Firsts in Passing Policy – West Virginia and Texas
West Virginia in 2019 and Texas in 2020 were the first two states that passed legislation to require health plans to implement gold-carding procedures. Both states, and what is now becoming a common theme in passed, pended, and failed legislation, is a 90% threshold, i.e., physicians who maintain a 90% prior authorization approval rate over a certain period of time (usually 6 months) on certain services are eligible for exemption under this law.
States in Contemplation
Many other states like Arkansas, Louisiana, Michigan, and Vermont have followed suit, bringing the total number of states with such laws to six. Additionally, Alaska, California, Colorado, Connecticut, Indiana, Iowa, Kentucky, Massachusetts, Mississippi, Missouri, Nebraska, New York, and Oklahoma are considering (pending) or have considered (failed) similar legislative measures.

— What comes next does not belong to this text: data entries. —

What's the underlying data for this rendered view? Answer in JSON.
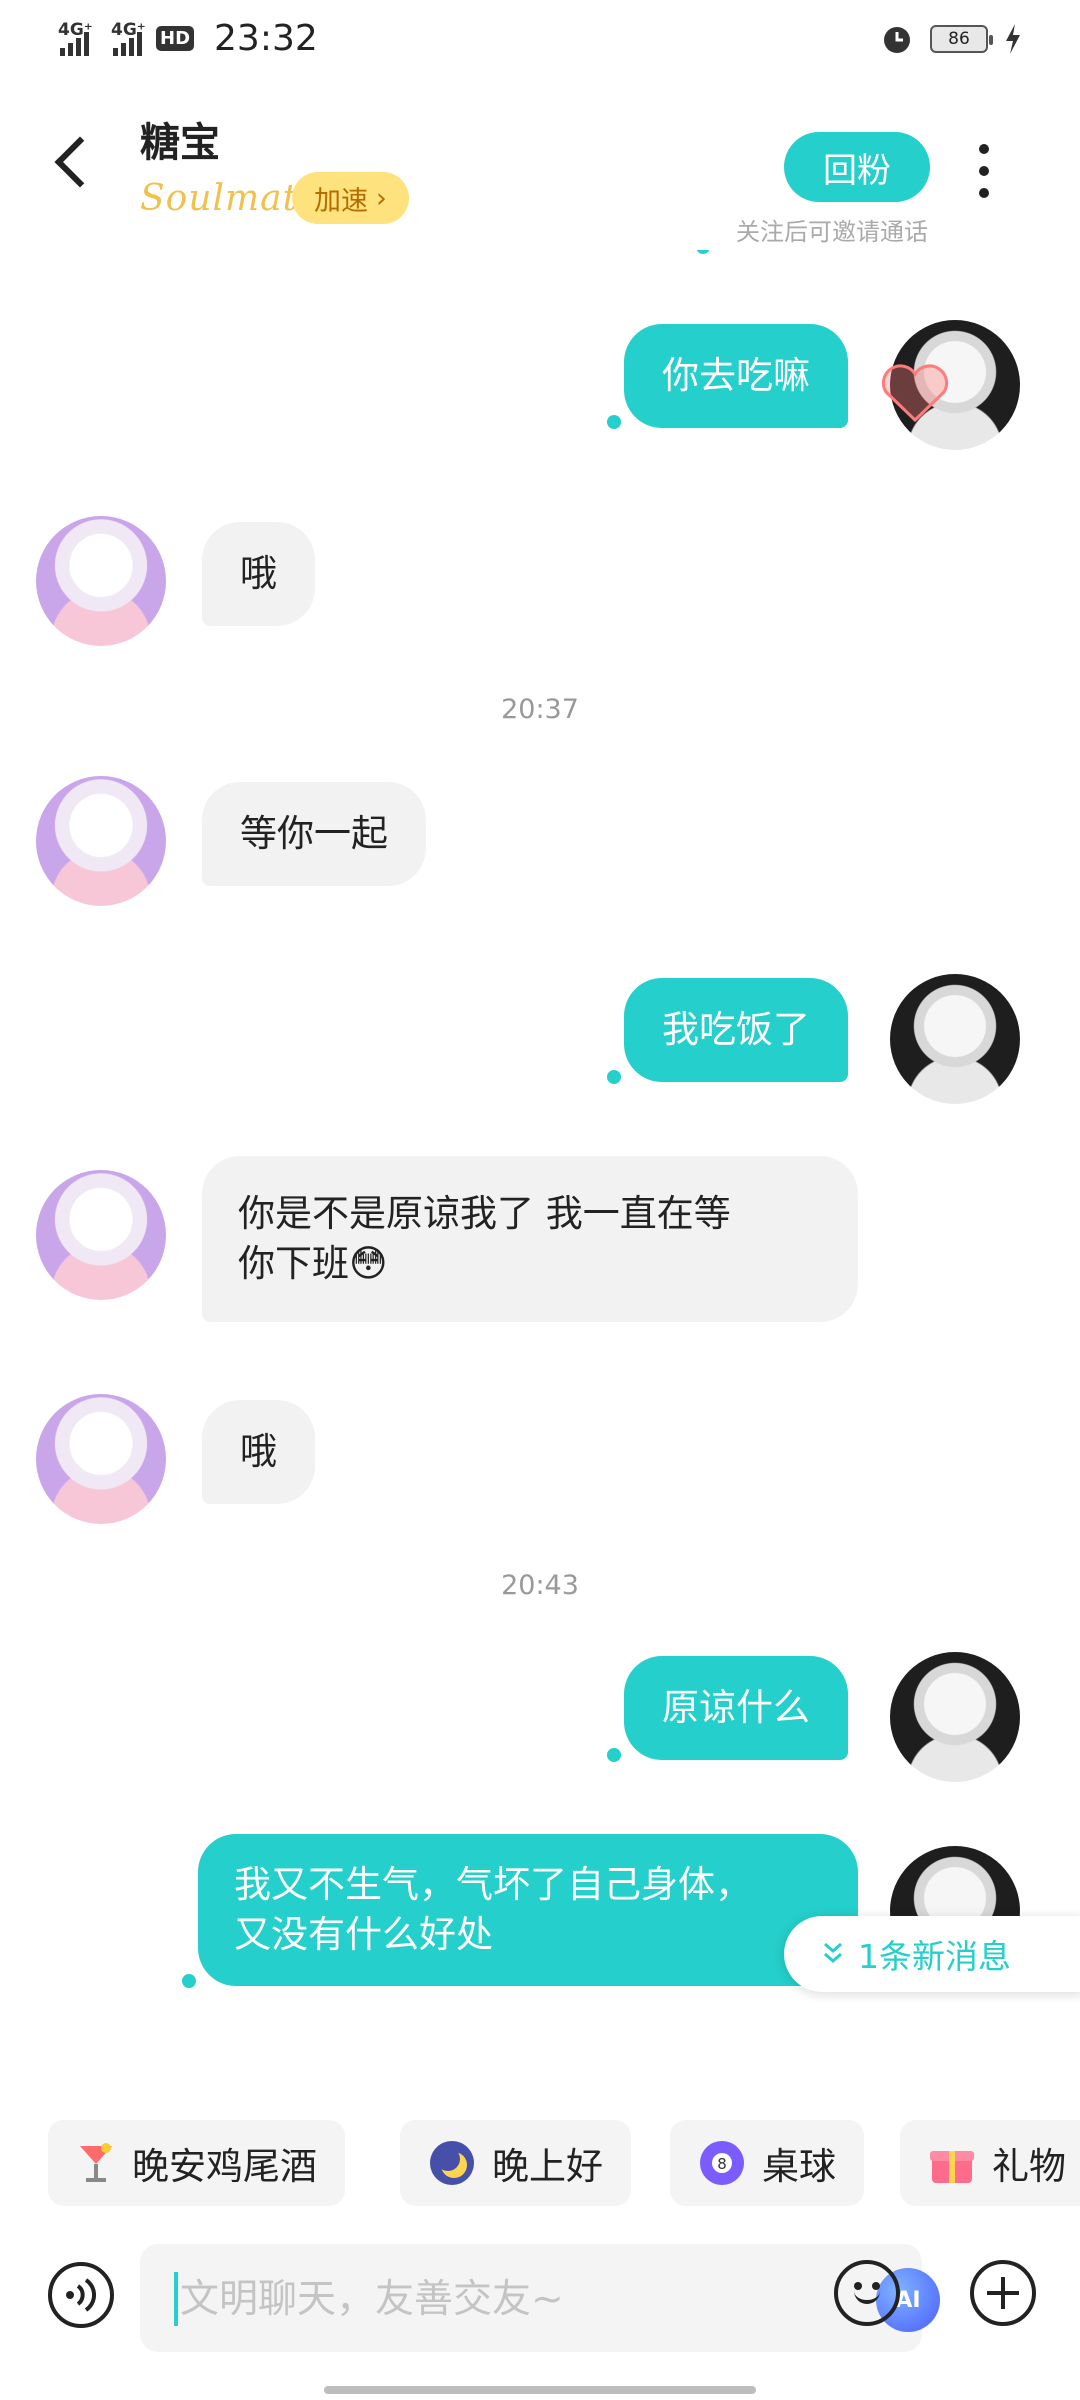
{
  "status": {
    "net1": "4G⁺",
    "net2": "4G⁺",
    "hd": "HD",
    "time": "23:32",
    "battery": "86"
  },
  "header": {
    "title": "糖宝",
    "tag": "Soulmate",
    "speed_label": "加速",
    "follow_label": "回粉",
    "follow_hint": "关注后可邀请通话"
  },
  "messages": [
    {
      "from": "me",
      "text": "你去吃嘛"
    },
    {
      "from": "them",
      "text": "哦"
    },
    {
      "timestamp": "20:37"
    },
    {
      "from": "them",
      "text": "等你一起"
    },
    {
      "from": "me",
      "text": "我吃饭了"
    },
    {
      "from": "them",
      "text_line1": "你是不是原谅我了  我一直在等",
      "text_line2": "你下班😳"
    },
    {
      "from": "them",
      "text": "哦"
    },
    {
      "timestamp": "20:43"
    },
    {
      "from": "me",
      "text": "原谅什么"
    },
    {
      "from": "me",
      "text_line1": "我又不生气，气坏了自己身体，",
      "text_line2": "又没有什么好处"
    }
  ],
  "new_messages": "1条新消息",
  "quick_replies": [
    {
      "icon": "cocktail-icon",
      "label": "晚安鸡尾酒"
    },
    {
      "icon": "moon-icon",
      "label": "晚上好"
    },
    {
      "icon": "billiard-icon",
      "label": "桌球"
    },
    {
      "icon": "gift-icon",
      "label": "礼物"
    }
  ],
  "input": {
    "placeholder": "文明聊天，友善交友~",
    "ai_label": "AI"
  },
  "colors": {
    "accent": "#25cfcb",
    "speed_bg": "#fde27e"
  }
}
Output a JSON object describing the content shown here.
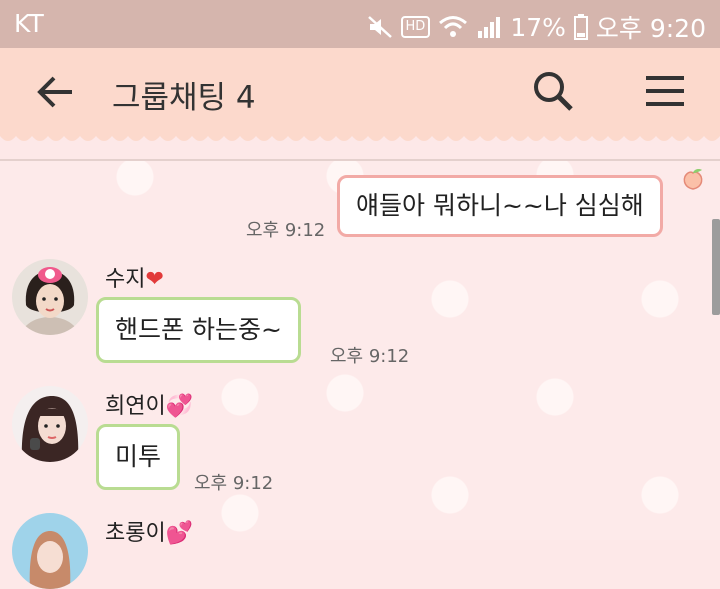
{
  "status_bar": {
    "carrier": "KT",
    "battery": "17%",
    "time": "오후 9:20",
    "hd_badge": "HD",
    "icons": [
      "mute-icon",
      "hd-voice-icon",
      "wifi-icon",
      "signal-icon",
      "battery-icon"
    ]
  },
  "header": {
    "title": "그룹채팅 4",
    "icons": [
      "back-arrow-icon",
      "search-icon",
      "menu-icon"
    ],
    "bg_color": "#fcd9cc"
  },
  "messages": [
    {
      "sender": "me",
      "text": "얘들아 뭐하니~~나 심심해",
      "time": "오후 9:12"
    },
    {
      "sender": "수지",
      "text": "핸드폰 하는중~",
      "time": "오후 9:12"
    },
    {
      "sender": "희연이",
      "text": "미투",
      "time": "오후 9:12"
    },
    {
      "sender": "초롱이",
      "text": "",
      "time": ""
    }
  ],
  "colors": {
    "my_bubble_border": "#f2aaa6",
    "their_bubble_border": "#b9dc92",
    "status_bar": "#d5b5ad"
  }
}
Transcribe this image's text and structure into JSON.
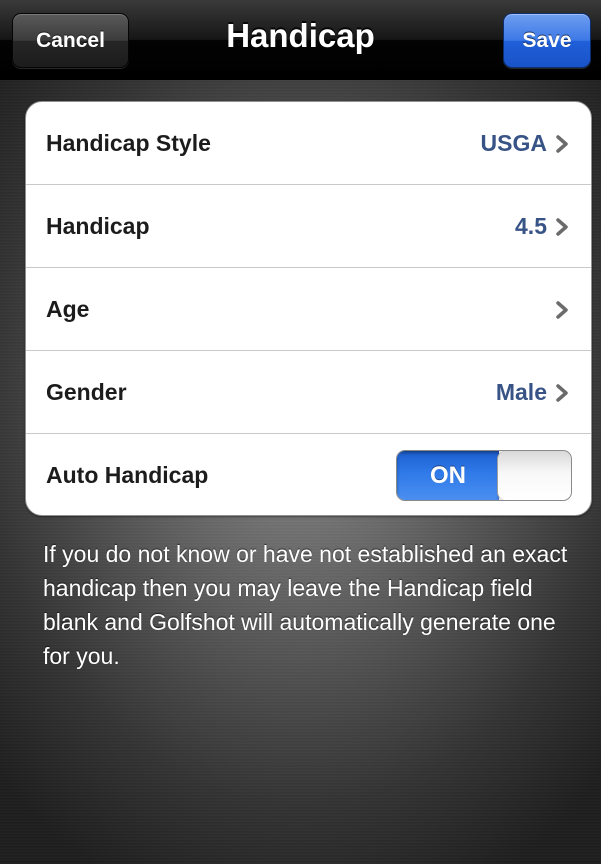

As it stands, half of the U.S. states are actively exploring or have already passed gold-carding laws.
As of now, no federal legislation on gold-carding has passed, however, H.R 7995 was introduced in the 117th congress in June 2022 but did not pass prior to the end of session . While federal legislative efforts haven’t yet gained traction, it’s important to note that since 2020, the Centers for Medicare & Medicaid Services (CMS) has been considering incorporating gold carding in various proposed policies. These include the Advancing Interoperability and Improving Prior Authorization Processes (CMS-0057-P) as well as the Contract Year 2024 Policy and Technical Changes.
Support and Opposition
Gold-carding has garnered support from various healthcare stakeholders, including the American Medical Association (AMA), the American Society of Clinical Oncology (ASCO), and the American Hospital Association. These organizations contend that gold-carding could alleviate the administrative burden on physicians, enhance patient access to care, and lead to cost savings.
However, not everyone is on board. Some insurers have voiced concerns about the potential drawbacks of gold-carding. They argue that it might result in higher healthcare costs and potentially compromise the quality of care. Additionally, there are concerns about the practicality of implementing and enforcing such a system as implementing gold carding not only impacts utilization review systems, workflows and processes but there also must be alignment and changes in the claims and billing process, not a small undertaking.
The Ongoing Debate
The gold-carding debate is far from settled. As more states consider enacting gold-carding laws and the federal government continues to weigh its options, the future of this policy remains uncertain. It's a topic that will continue to generate discussions and negotiations between healthcare providers, insurers, and policymakers.
Gold-carding represents a potential shift in the way prior authorization operates in healthcare. The support from healthcare organizations and clinicians is significant, as it aims their perspective is it simplifies processes and improves patient access to care. Gold-carding will clearly remain a subject of ongoing discussion and scrutiny among healthcare providers, patient advocates, insurance companies, and policymakers. As these efforts surface, it will be crucial to monitor how this potentially game-changing policy unfolds and impacts the broader healthcare ecosystem.